Contudo, o festival de orgão como referiu enche igrejas.
RVN: Sim, mas não é um fenómeno nacional acontece em todas as sociedades ocidentais e portanto não é que isto sirva de consolação, porque com os problemas dos outros podemos nós, não é um defeito dos portugueses, é estrutural. No nosso país não se tem feito o suficiente para contrariar, ou corrigir essa situação, acho que um grande investimento que é necessário fazer, mas volto a dizer deve-se apostar sobretudo, ao nível da escolaridade. As pessoas vão para escola e aprendem a ler, escrever, história, matemática e ciências, ou seja, aprendem um pouco de cada campo, mas nem todos vão ser cientistas, historiadores e matemáticos, mas ficam com algum conhecimento e quase não tem formação artística ao longo da sua formação académica, existe um universo ao qual nunca tiveram acesso. Se a família não compensa isso em casa, nem a escola não dá, não tem esse hábito nem num lado, nem noutro. É necessário reforçar as disciplinas artísticas nos currículos escolares.

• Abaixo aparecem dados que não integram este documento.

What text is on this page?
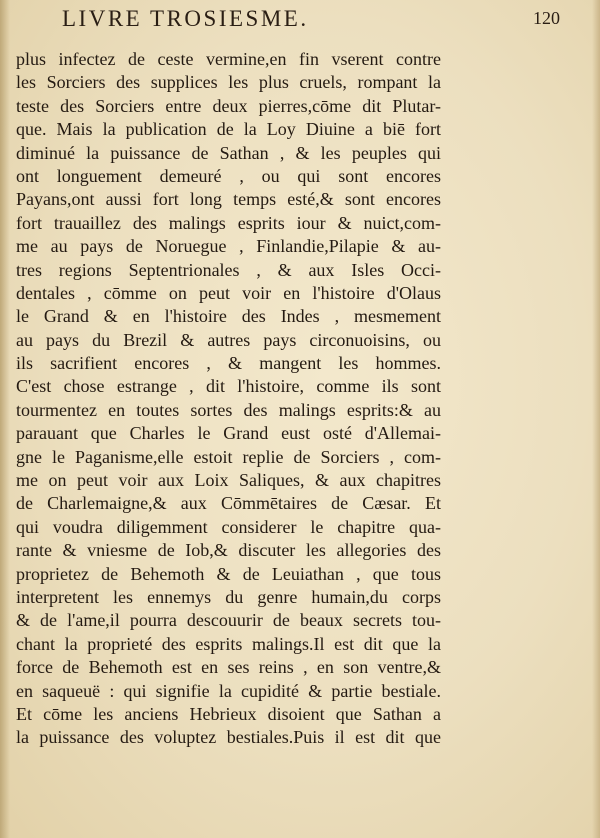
LIVRE TROSIESME.	120
plus infectez de ceste vermine,en fin vserent contre
les Sorciers des supplices les plus cruels, rompant la
teste des Sorciers entre deux pierres,cōme dit Plutar-
que. Mais la publication de la Loy Diuine a biē fort
diminué la puissance de Sathan , & les peuples qui
ont longuement demeuré , ou qui sont encores
Payans,ont aussi fort long temps esté,& sont encores
fort trauaillez des malings esprits iour & nuict,com-
me au pays de Noruegue , Finlandie,Pilapie & au-
tres regions Septentrionales , & aux Isles Occi-
dentales , cōmme on peut voir en l'histoire d'Olaus
le Grand & en l'histoire des Indes , mesmement
au pays du Brezil & autres pays circonuoisins, ou
ils sacrifient encores , & mangent les hommes.
C'est chose estrange , dit l'histoire, comme ils sont
tourmentez en toutes sortes des malings esprits:& au
parauant que Charles le Grand eust osté d'Allemai-
gne le Paganisme,elle estoit replie de Sorciers , com-
me on peut voir aux Loix Saliques, & aux chapitres
de Charlemaigne,& aux Cōmmētaires de Cæsar. Et
qui voudra diligemment considerer le chapitre qua-
rante & vniesme de Iob,& discuter les allegories des
proprietez de Behemoth & de Leuiathan , que tous
interpretent les ennemys du genre humain,du corps
& de l'ame,il pourra descouurir de beaux secrets tou-
chant la proprieté des esprits malings.Il est dit que la
force de Behemoth est en ses reins , en son ventre,&
en saqueuë : qui signifie la cupidité & partie bestiale.
Et cōme les anciens Hebrieux disoient que Sathan a
la puissance des voluptez bestiales.Puis il est dit que
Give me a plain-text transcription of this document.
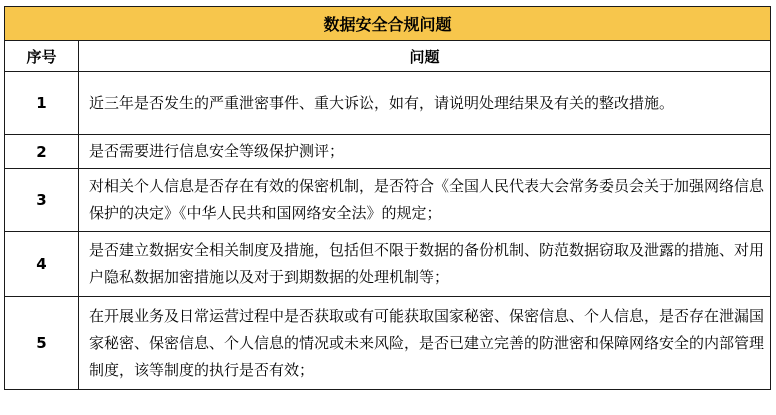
数据安全合规问题	
序号	问题
1	近三年是否发生的严重泄密事件、重大诉讼，如有，请说明处理结果及有关的整改措施。
2	是否需要进行信息安全等级保护测评；
3	对相关个人信息是否存在有效的保密机制，是否符合《全国人民代表大会常务委员会关于加强网络信息保护的决定》《中华人民共和国网络安全法》的规定；
4	是否建立数据安全相关制度及措施，包括但不限于数据的备份机制、防范数据窃取及泄露的措施、对用户隐私数据加密措施以及对于到期数据的处理机制等；
5	在开展业务及日常运营过程中是否获取或有可能获取国家秘密、保密信息、个人信息，是否存在泄漏国家秘密、保密信息、个人信息的情况或未来风险，是否已建立完善的防泄密和保障网络安全的内部管理制度，该等制度的执行是否有效；
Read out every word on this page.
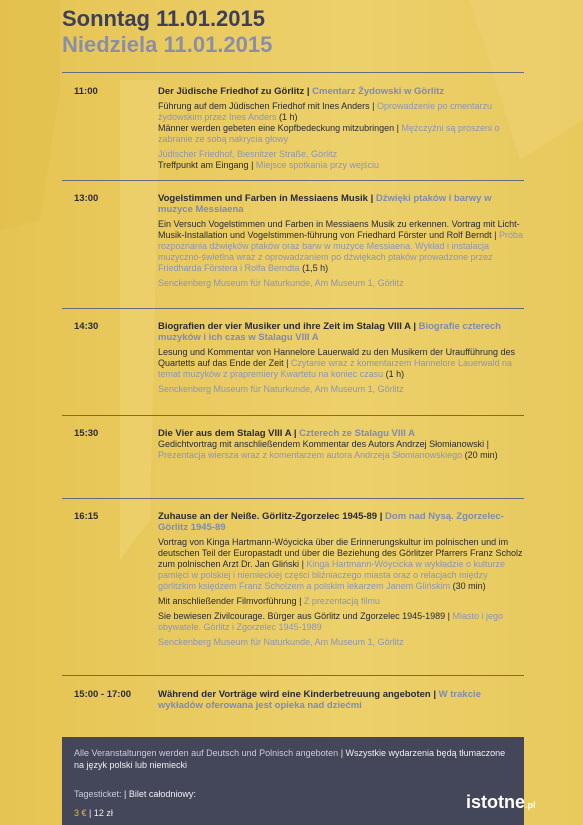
Sonntag 11.01.2015
Niedziela 11.01.2015
11:00	Der Jüdische Friedhof zu Görlitz | Cmentarz Żydowski w Görlitz
Führung auf dem Jüdischen Friedhof mit Ines Anders | Oprowadzenie po cmentarzu żydowskim przez Ines Anders (1 h)
Männer werden gebeten eine Kopfbedeckung mitzubringen | Mężczyźni są proszeni o zabranie ze sobą nakrycia głowy
Jüdischer Friedhof, Biesnitzer Straße, Görlitz
Treffpunkt am Eingang | Miejsce spotkania przy wejściu
13:00	Vogelstimmen und Farben in Messiaens Musik | Dźwięki ptaków i barwy w muzyce Messiaena
Ein Versuch Vogelstimmen und Farben in Messiaens Musik zu erkennen. Vortrag mit Licht-Musik-Installation und Vogelstimmen-führung von Friedhard Förster und Rolf Berndt | Próba rozpoznania dźwięków ptaków oraz barw w muzyce Messiaena. Wykład i instalacja muzyczno-świetlna wraz z oprowadzaniem po dźwiękach ptaków prowadzone przez Friedharda Förstera i Rolfa Berndta (1,5 h)
Senckenberg Museum für Naturkunde, Am Museum 1, Görlitz
14:30	Biografien der vier Musiker und ihre Zeit im Stalag VIII A | Biografie czterech muzyków i ich czas w Stalagu VIII A
Lesung und Kommentar von Hannelore Lauerwald zu den Musikern der Uraufführung des Quartetts auf das Ende der Zeit | Czytanie wraz z komentarzem Hannelore Lauerwald na temat muzyków z prapremiery Kwartetu na koniec czasu (1 h)
Senckenberg Museum für Naturkunde, Am Museum 1, Görlitz
15:30	Die Vier aus dem Stalag VIII A | Czterech ze Stalagu VIII A
Gedichtvortrag mit anschließendem Kommentar des Autors Andrzej Słomianowski | Prezentacja wiersza wraz z komentarzem autora Andrzeja Słomianowskiego (20 min)
16:15	Zuhause an der Neiße. Görlitz-Zgorzelec 1945-89 | Dom nad Nysą. Zgorzelec-Görlitz 1945-89
Vortrag von Kinga Hartmann-Wóycicka über die Erinnerungskultur im polnischen und im deutschen Teil der Europastadt und über die Beziehung des Görlitzer Pfarrers Franz Scholz zum polnischen Arzt Dr. Jan Gliński | Kinga Hartmann-Wóycicka w wykładzie o kulturze pamięci w polskiej i niemieckiej części bliźniaczego miasta oraz o relacjach między görlitzkim księdzem Franz Scholzem a polskim lekarzem Janem Glińskim (30 min)
Mit anschließender Filmvorführung | Z prezentacją filmu
Sie bewiesen Zivilcourage. Bürger aus Görlitz und Zgorzelec 1945-1989 | Miasto i jego obywatele. Görlitz i Zgorzelec 1945-1989
Senckenberg Museum für Naturkunde, Am Museum 1, Görlitz
15:00 - 17:00	Während der Vorträge wird eine Kinderbetreuung angeboten | W trakcie wykładów oferowana jest opieka nad dziećmi
Alle Veranstaltungen werden auf Deutsch und Polnisch angeboten | Wszystkie wydarzenia będą tłumaczone na język polski lub niemiecki
Tagesticket: | Bilet całodniowy:
3 € | 12 zł
istotne.pl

Falando do 5º Festival de Orgãos da Madeira, qual é a sua importância em termos do contexto português?
RVN: É de uma importância muito grande, porque ao longo da história portuguesa, o orgão desde o século XVI tem uma papel de relevo até o século XIX, muita da música que se fazia de igreja, tinha a participação deste instrumento quer a solo, quer acompanhando cantores, quer integrado numa orquestra. E portanto, há muito repertório escrito por compositores portugueses, ou internacional que se tocava em Portugal que exige muito do orgão, há muito património musical nacional que exige muito da participação deste instrumento.
E a própria construção dos orgãos que é única.
RVN: Exactamente. E ainda hoje temos centenas de orgãos históricos em Portugal, felizmente. E que tem vindo pouco a pouco a ser restaurados, não sei se serão todos, mas tem havido um número crescente que estão a voltar a ser postos em actividade. Começa a haver mais jovens organistas, antes só havia uma meia dúzia e portanto, não havia capacidade para manter uma actividade organista importante. Agora começa as escolas um pouco por todo o país, quer conservatórios, quer escolas superiores que já ensinam orgão a um nível avançado. Estamos a criar massa crítica de organista que permite pouco a pouco a dar vida a este tipo de música. Ela só existe quando se toca, não existe nos arquivos.
Isso também se estende ao repertório que antes não se tocava.
RVN: Sim, claro. É um trabalho que esta em curso. Acho que há vinte anos era impossível haver um festival de orgão como este. Os primeiros concertos fizeram-se em Lisboa, no final dos anos 90 e eram eventos muito raros, havia poucos organistas e repertório, agora, existem muitos jovem organistas e que tocam bem, ou seja, aquela meia dúzia de músicos ensinou esta geração e estamos a assistir a uma expansão importante. Também é importante que a igreja se interesse por este tipo de música, com teor litúrgico. Como sabe a qualidade da música das igrejas é muito pobre e na realidade faria sentido recuperar esta musicalidade que foi feita especialmente para a igreja. Portanto, não faz sentido que a igreja não aproveite esta herança que também é sua, não é só do Estado é também de nós todos, a medida que vamos reconhecendo este repertório vemos que faz falta, é útil e nós faz felizes.
O dinheiro continua a ser uma lacuna.
RVN: Sim, porque sem omoletes não se faz ovos. Quando não há dinheiro é muito difícil fazer coisas, o investimento cultural é muito pequeno, sobretudo nos orçamentos públicos portugueses.
E em particular na música?
RVN: Em particular na música porque é mais cara, um grupo de teatro pode funcionar numa garagem, com meia dúzia de objectos a fazer de cenários, a musica exige, se for uma orquestra, um coro e solista que demora muitos anos a formar, há um investimento permanente, que é necessário ter. É um luxo caro, como o cinema. É necessário haver investimento, antigamente havia a aristocracia, a corte. Quando estas classes deixaram de ter dinheiro para estes luxos para si próprios, o Estado em geral substitui-se.
Mas, existe uma lei do mecenato.
RVN: Mas, para haver uma lei do mecenato é preciso que alguém queira dar e não é obrigatório. É uma possibilidade e se os portugueses não estão sensíveis para isso, de facto os empresários nacionais não tem muito essa tradição de mecenato ainda, em Inglaterra, EUA, ou na Alemanha é naturalíssimo. Mas tem de se apostar no puxar da carroça, não podemos dizer há numa lei do mecenato e façam vocês cultura agora paguem-na, o Estado nesse aspecto tem um papel fundamental.